Some public health agencies are already beginning to rely on social media data to investigate health issues.
For example, last year the Chicago Department of Public Health began using Twitter to identify cases of foodborne outbreaks. The department teamed up with a group called Smart Chicago to develop an app that analyzes tweets that reference food poisoning, leading the city to step up inspections and enforcement on offending establishments.
The New York City Department of Health and Mental Hygiene is taking a similar approach. It recently worked with Columbia University and Yelp on a pilot to prospectively identify restaurant reviews on Yelp that referred to foodborne illness.
“These systems are operational, and they are being used by government entities to provide situational awareness,” Brownstein said. “They’re not necessarily the only sources of information, but they are an important source of information.”
But it may still be a while before public health departments officially adopt social media data as a significant element of their regular investigations.
“Public health officials tend to be very conservative,” Tsou said. “They want to make sure social media can really demonstrate a value for predicted disease outbreak. There is still a long way to go in terms of communication and education. But I think there is great promise and potential for using social media as a public health tool.”

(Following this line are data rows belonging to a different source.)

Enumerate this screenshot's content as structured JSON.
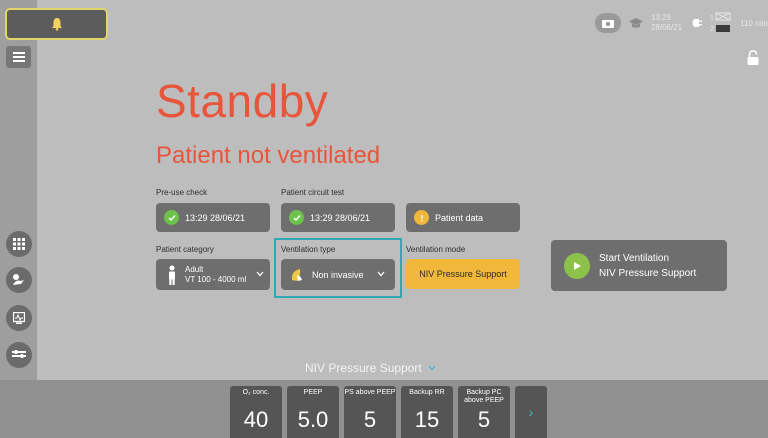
{
  "status": {
    "time": "13:29",
    "date": "28/06/21",
    "battery_label": "110 min"
  },
  "main": {
    "title": "Standby",
    "subtitle": "Patient not ventilated"
  },
  "checks": {
    "preuse_label": "Pre-use check",
    "preuse_value": "13:29 28/06/21",
    "circuit_label": "Patient circuit test",
    "circuit_value": "13:29 28/06/21",
    "patient_data": "Patient data"
  },
  "settings": {
    "category_label": "Patient category",
    "category_value": "Adult",
    "category_range": "VT 100 - 4000 ml",
    "vent_type_label": "Ventilation type",
    "vent_type_value": "Non invasive",
    "vent_mode_label": "Ventilation mode",
    "vent_mode_value": "NIV Pressure Support"
  },
  "start": {
    "line1": "Start Ventilation",
    "line2": "NIV Pressure Support"
  },
  "mode_selector": "NIV Pressure Support",
  "params": [
    {
      "name": "O₂ conc.",
      "value": "40"
    },
    {
      "name": "PEEP",
      "value": "5.0"
    },
    {
      "name": "PS above PEEP",
      "value": "5"
    },
    {
      "name": "Backup RR",
      "value": "15"
    },
    {
      "name": "Backup PC above PEEP",
      "value": "5"
    }
  ],
  "colors": {
    "accent": "#e8553a",
    "check": "#6cc24a",
    "mode": "#f0b73a",
    "highlight": "#31a9b2"
  }
}
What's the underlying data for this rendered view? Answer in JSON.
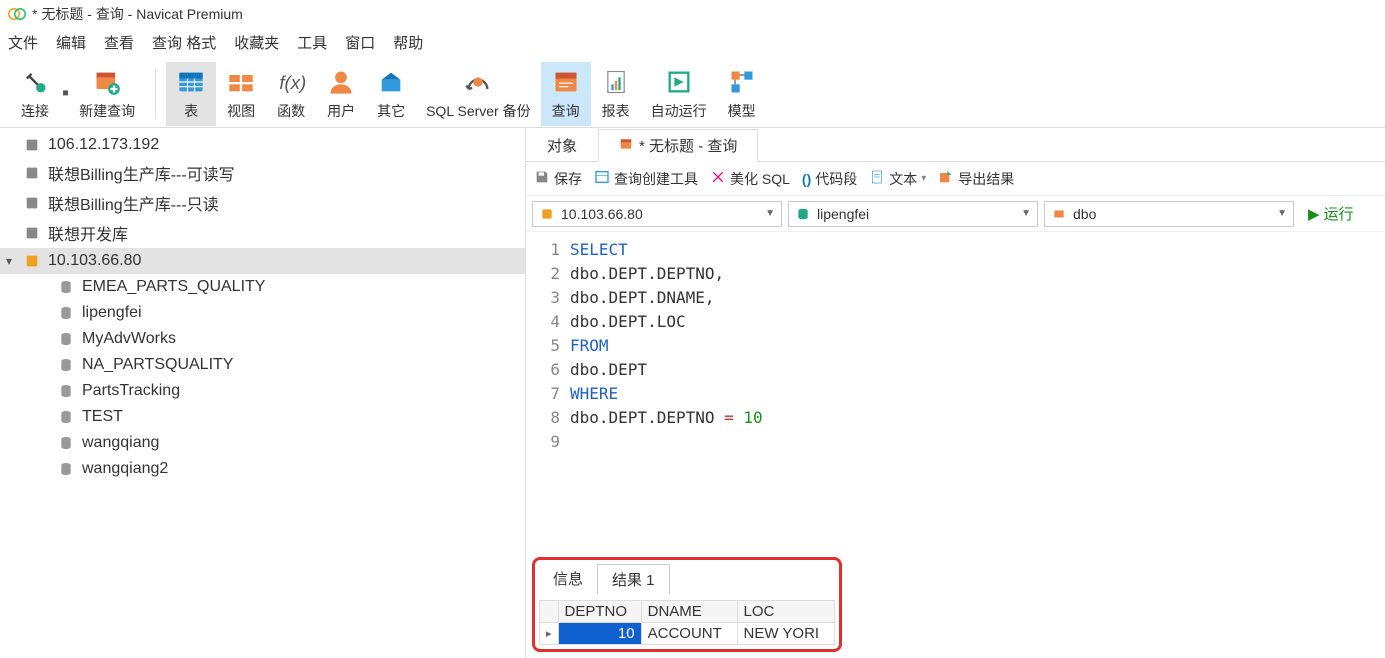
{
  "window": {
    "title": "* 无标题 - 查询 - Navicat Premium"
  },
  "menu": {
    "file": "文件",
    "edit": "编辑",
    "view": "查看",
    "query_format": "查询 格式",
    "favorites": "收藏夹",
    "tools": "工具",
    "window": "窗口",
    "help": "帮助"
  },
  "toolbar": {
    "connect": "连接",
    "new_query": "新建查询",
    "table": "表",
    "view": "视图",
    "function": "函数",
    "user": "用户",
    "other": "其它",
    "backup": "SQL Server 备份",
    "query": "查询",
    "report": "报表",
    "autorun": "自动运行",
    "model": "模型"
  },
  "sidebar": {
    "items": [
      {
        "name": "106.12.173.192",
        "type": "conn"
      },
      {
        "name": "联想Billing生产库---可读写",
        "type": "conn"
      },
      {
        "name": "联想Billing生产库---只读",
        "type": "conn"
      },
      {
        "name": "联想开发库",
        "type": "conn"
      },
      {
        "name": "10.103.66.80",
        "type": "conn-open",
        "selected": true
      },
      {
        "name": "EMEA_PARTS_QUALITY",
        "type": "db"
      },
      {
        "name": "lipengfei",
        "type": "db"
      },
      {
        "name": "MyAdvWorks",
        "type": "db"
      },
      {
        "name": "NA_PARTSQUALITY",
        "type": "db"
      },
      {
        "name": "PartsTracking",
        "type": "db"
      },
      {
        "name": "TEST",
        "type": "db"
      },
      {
        "name": "wangqiang",
        "type": "db"
      },
      {
        "name": "wangqiang2",
        "type": "db"
      }
    ]
  },
  "tabs": {
    "objects": "对象",
    "query_tab": "* 无标题 - 查询"
  },
  "sub_toolbar": {
    "save": "保存",
    "builder": "查询创建工具",
    "beautify": "美化 SQL",
    "snippet": "代码段",
    "text": "文本",
    "export": "导出结果"
  },
  "selectors": {
    "conn": "10.103.66.80",
    "db": "lipengfei",
    "schema": "dbo",
    "run": "运行"
  },
  "sql": {
    "lines": [
      {
        "n": "1",
        "tokens": [
          {
            "t": "SELECT",
            "c": "kw"
          }
        ]
      },
      {
        "n": "2",
        "tokens": [
          {
            "t": "dbo.DEPT.DEPTNO,",
            "c": ""
          }
        ]
      },
      {
        "n": "3",
        "tokens": [
          {
            "t": "dbo.DEPT.DNAME,",
            "c": ""
          }
        ]
      },
      {
        "n": "4",
        "tokens": [
          {
            "t": "dbo.DEPT.LOC",
            "c": ""
          }
        ]
      },
      {
        "n": "5",
        "tokens": [
          {
            "t": "FROM",
            "c": "kw"
          }
        ]
      },
      {
        "n": "6",
        "tokens": [
          {
            "t": "dbo.DEPT",
            "c": ""
          }
        ]
      },
      {
        "n": "7",
        "tokens": [
          {
            "t": "WHERE",
            "c": "kw"
          }
        ]
      },
      {
        "n": "8",
        "tokens": [
          {
            "t": "dbo.DEPT.DEPTNO ",
            "c": ""
          },
          {
            "t": "=",
            "c": "op"
          },
          {
            "t": " ",
            "c": ""
          },
          {
            "t": "10",
            "c": "num"
          }
        ]
      },
      {
        "n": "9",
        "tokens": [
          {
            "t": "",
            "c": ""
          }
        ]
      }
    ]
  },
  "result": {
    "tab_info": "信息",
    "tab_result": "结果 1",
    "headers": [
      "DEPTNO",
      "DNAME",
      "LOC"
    ],
    "row": {
      "deptno": "10",
      "dname": "ACCOUNT",
      "loc": "NEW YORI"
    }
  }
}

“The use of social media for public health surveillance and disease detection is an evolving work nationwide,” said Jeffrey Johnson, a senior epidemiologist for the San Diego County Health and Human Services Agency. “Most of the work is still within the realm of research and academics, some of whom are validating their work with real events detected through different systems and reporting channels.”

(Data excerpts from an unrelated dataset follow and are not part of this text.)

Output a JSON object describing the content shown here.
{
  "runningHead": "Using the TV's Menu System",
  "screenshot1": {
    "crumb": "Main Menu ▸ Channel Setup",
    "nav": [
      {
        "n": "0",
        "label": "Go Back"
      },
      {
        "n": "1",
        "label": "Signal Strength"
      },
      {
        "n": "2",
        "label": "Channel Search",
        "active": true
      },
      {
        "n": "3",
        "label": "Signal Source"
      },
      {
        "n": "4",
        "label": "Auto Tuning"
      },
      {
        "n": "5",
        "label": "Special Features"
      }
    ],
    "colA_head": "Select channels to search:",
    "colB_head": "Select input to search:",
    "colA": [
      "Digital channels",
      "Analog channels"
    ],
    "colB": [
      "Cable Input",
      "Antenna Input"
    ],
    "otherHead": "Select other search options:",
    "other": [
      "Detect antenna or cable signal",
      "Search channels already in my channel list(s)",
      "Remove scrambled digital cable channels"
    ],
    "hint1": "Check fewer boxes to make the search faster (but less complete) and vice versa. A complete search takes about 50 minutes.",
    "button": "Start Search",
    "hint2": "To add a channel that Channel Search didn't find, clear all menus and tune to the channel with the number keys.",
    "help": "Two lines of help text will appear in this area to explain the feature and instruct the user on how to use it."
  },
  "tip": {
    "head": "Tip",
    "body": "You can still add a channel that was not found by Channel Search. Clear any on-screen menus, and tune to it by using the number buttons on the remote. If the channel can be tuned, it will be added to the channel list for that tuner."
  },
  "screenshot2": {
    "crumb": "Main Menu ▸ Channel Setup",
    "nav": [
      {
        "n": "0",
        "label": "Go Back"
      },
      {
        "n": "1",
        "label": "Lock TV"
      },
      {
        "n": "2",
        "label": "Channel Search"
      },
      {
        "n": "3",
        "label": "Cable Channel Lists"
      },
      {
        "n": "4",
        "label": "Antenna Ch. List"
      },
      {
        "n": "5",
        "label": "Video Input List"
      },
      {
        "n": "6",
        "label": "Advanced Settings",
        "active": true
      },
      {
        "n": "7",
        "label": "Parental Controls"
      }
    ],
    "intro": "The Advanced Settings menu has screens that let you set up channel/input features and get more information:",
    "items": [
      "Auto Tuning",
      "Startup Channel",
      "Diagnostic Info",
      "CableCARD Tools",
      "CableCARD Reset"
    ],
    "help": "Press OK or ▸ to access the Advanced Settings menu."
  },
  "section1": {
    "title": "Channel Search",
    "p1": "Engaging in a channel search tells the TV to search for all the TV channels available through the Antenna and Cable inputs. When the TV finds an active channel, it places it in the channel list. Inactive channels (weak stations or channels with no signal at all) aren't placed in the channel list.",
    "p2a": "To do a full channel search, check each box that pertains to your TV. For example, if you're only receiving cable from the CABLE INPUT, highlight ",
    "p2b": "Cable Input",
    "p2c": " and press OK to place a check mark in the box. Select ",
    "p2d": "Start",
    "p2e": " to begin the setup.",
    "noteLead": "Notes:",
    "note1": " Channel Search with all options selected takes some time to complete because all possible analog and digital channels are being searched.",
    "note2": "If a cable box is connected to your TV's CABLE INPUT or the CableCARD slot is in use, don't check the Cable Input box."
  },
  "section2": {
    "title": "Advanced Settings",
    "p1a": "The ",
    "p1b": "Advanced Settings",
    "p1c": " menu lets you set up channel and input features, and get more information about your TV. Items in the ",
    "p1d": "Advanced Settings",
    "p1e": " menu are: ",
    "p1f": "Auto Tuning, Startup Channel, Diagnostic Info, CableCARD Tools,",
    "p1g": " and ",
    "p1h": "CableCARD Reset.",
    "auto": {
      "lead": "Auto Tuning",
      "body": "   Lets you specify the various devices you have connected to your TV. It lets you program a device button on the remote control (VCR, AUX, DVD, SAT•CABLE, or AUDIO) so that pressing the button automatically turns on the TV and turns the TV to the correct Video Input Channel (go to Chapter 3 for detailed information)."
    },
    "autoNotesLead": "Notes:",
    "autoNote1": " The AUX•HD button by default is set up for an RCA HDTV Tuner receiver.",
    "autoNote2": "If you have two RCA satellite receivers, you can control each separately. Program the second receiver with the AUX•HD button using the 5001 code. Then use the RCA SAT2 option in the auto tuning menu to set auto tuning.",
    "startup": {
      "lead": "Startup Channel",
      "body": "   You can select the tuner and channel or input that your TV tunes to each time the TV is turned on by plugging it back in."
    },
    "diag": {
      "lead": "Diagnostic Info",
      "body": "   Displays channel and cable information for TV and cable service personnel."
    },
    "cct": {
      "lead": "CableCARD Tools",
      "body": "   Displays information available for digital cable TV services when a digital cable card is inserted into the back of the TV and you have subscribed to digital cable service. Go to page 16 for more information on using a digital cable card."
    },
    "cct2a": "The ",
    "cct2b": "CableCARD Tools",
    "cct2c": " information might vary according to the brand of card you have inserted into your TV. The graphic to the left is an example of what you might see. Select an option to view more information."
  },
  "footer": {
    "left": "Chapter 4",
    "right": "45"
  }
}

Johnson added that while San Diego County Public Health Services does use social media quite a bit as a media and communication tool, the county is not currently using social media for surveillance and disease case finding.
The Milbank Quarterly recently published a study on the challenges facing practitioners as they consider ways to integrate social media and Internet data into the detection and management of disease outbreaks. Researchers involved in the Social Media and Internet-Based Data in Global Systems for Public Health Surveillance study found some of the limitations of event-based surveillance: Information isn’t always moderated by professionals or interpreted for relevance before it’s disseminated to epidemiologists; there’s no standardized system for updates; algorithms and statistical baselines aren’t well developed; and new information about health events isn’t disseminated efficiently.
On the positive side, because it occurs in real time, event-based surveillance can identify events faster than indicator-based surveillance. Ultimately the authors concluded that event-based surveillance could improve surveillance activities, but not without systematic evaluation within a public health agency.
Brownstein agreed. “There needs to be a way for representing that data in a way that’s useful for decision-makers,” he said.
Yet the combination of indicator-based and event-based surveillance has potential for improved overall “epidemic intelligence” that could help monitor outbreaks and disease risk. And it may have other benefits.
“Even more important is the situational awareness that can be derived from the mining of social media data,” said Brownstein. “What are the impacts of outbreak events at the societal level? We can pick up these kinds of things through these channels. There’s value in understanding the public perception and communication and how government can refine its communications based on the response of the population. Using social media to understand people’s attitudes and beliefs in that way is extraordinarily powerful.”